“Music gives a soul to the universe, wings to the mind, flight to the imagination and life to everything.” – Plato
How many of you think, “Oh I can’t sing.”? The good news is you can freely share both art forms when you interact with children. Young children appreciate any adult who is willing to get down on their level and sing and dance with them…. no matter how they sound or move! In fact, one of the best ways to get children’s attention is to start to sing or move. They are thrilled and fascinated to see an adult doing these things with them. Your participation and spontaneous joy of music will support children in their own free exploration and expression.
One of the first steps is to experiment with music and movement yourself. Yes…You! After all it is difficult to encourage children’s free expression if you feel restrained or blocked yourself. There are some simple ways you can do this without feeling self-conscious. Sing along with the car radio, or better yet, make up sounds to go with the car sounds you hear, and then spin them into a tune. Many of us sing in the shower, but usually we sing songs we know. Stop and listen to the shower for a minute. Does the sound of the water make a tune? Try humming along with it. Create a tune for cooking dinner, going shopping, walking. You might be surprise how quickly these little “songs” come to mind once you let yourself get started.
NOTICE AND EXPLORE SOUND
Take time to notice the sounds in your life. You already make sounds everyday. Listen and extend them in the same ways children do. For example, do you make a sound when you pick something up? How about when you sit down quickly? Do you make a sound when you are thinking? Repeat it, add to it, and see where it goes. Soon you’ll be making more sounds and a little phrase or tune will emerge. This is a beginning of your own spontaneous music!
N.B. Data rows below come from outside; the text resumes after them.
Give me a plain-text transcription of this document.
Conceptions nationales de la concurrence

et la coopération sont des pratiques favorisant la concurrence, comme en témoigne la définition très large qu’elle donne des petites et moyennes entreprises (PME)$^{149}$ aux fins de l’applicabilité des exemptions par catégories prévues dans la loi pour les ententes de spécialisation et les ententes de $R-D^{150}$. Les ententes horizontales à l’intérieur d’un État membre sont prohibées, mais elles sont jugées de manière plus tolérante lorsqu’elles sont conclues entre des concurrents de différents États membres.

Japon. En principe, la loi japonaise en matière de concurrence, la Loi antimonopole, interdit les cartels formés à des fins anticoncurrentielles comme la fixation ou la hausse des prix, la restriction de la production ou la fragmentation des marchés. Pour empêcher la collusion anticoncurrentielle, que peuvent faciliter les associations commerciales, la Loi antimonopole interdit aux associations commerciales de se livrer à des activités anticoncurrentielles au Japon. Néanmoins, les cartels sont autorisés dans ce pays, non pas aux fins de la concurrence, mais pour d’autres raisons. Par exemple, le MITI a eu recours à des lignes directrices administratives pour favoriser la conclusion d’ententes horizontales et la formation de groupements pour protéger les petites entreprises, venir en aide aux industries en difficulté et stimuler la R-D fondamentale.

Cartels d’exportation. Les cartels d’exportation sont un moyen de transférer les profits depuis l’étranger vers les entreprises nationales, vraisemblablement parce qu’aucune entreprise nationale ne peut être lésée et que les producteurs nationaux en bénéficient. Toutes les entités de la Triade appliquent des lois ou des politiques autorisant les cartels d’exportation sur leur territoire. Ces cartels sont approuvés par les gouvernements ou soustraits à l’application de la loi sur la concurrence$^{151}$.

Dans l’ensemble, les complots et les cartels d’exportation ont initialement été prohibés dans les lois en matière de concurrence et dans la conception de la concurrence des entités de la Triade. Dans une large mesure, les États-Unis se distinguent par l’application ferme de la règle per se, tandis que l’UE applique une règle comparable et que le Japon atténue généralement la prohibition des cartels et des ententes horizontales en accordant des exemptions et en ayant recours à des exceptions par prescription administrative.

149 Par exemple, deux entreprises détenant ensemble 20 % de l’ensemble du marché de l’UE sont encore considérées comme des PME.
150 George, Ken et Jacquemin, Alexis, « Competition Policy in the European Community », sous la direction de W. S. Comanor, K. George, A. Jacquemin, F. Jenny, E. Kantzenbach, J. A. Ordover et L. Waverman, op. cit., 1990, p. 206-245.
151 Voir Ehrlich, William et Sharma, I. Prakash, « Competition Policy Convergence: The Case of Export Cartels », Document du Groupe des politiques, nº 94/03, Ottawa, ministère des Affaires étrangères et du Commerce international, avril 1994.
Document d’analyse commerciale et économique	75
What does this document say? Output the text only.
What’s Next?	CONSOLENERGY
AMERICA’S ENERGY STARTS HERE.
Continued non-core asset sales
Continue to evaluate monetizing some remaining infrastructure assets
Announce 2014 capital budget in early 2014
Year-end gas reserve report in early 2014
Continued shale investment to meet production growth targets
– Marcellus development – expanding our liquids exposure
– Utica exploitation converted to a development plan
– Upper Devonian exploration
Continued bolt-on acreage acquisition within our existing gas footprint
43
CHILDREN NATURALLY MAKE SOUNDS AND MUSIC.
One day in my preschool classroom I was happily looking around at the children involved in different learning centers and appreciating the busy “hum” of children actively working and playing. Then I noticed a new sound emerging. Faint at first, it begins to build to full voice. I am happy to hear that someone is singing! At the clay table I hear a musical “Push, push push; squish, squish, squish; pat, pat, pat.” One child is adding a song to her movements and eventually other children notice and join in! At first the original “songwriter” leads, but the other children soon add their own creative energy to make a glorious, spontaneous composition!
SPONTANEOUS MUSIC AND MOVEMENT IS LEARNING
This particular kind of music making is an important part of early childhood learning and growing. Rather than telling children what to do or how to do it – rather than guiding their experience by saying “Let’s make music like a bird,” or, “Sound like a train” – adults can provide support setting in which young children feel free to invent their own sounds tunes and lyrics. Based on their own ideas, children will own the experience and them music! You will be building essential creative thinking and problem solving skills that apply to all areas of learning. Of course, children enjoy singing familiar songs, but it is equally important to provide them with opportunities that encourage their individual spontaneity. These two types of music experiences come from different sources. When we teach children music, we use external stimuli such as a new song, or finger play. A child hears the song and learning through repeated experiences. On the other hand, spontaneous music is internal, coming from a personal spark that urges the child to put his or her feelings, thoughts and actions into a song. Whether it is the delight of spotting a red bird or gliding high on a swing or a rush of feeling about an upcoming party, the stimulus ignites self-creation. This rich form of self-expression is part of what children do every day. It is our job to support and celebrate this beautiful and meaningful self-created music!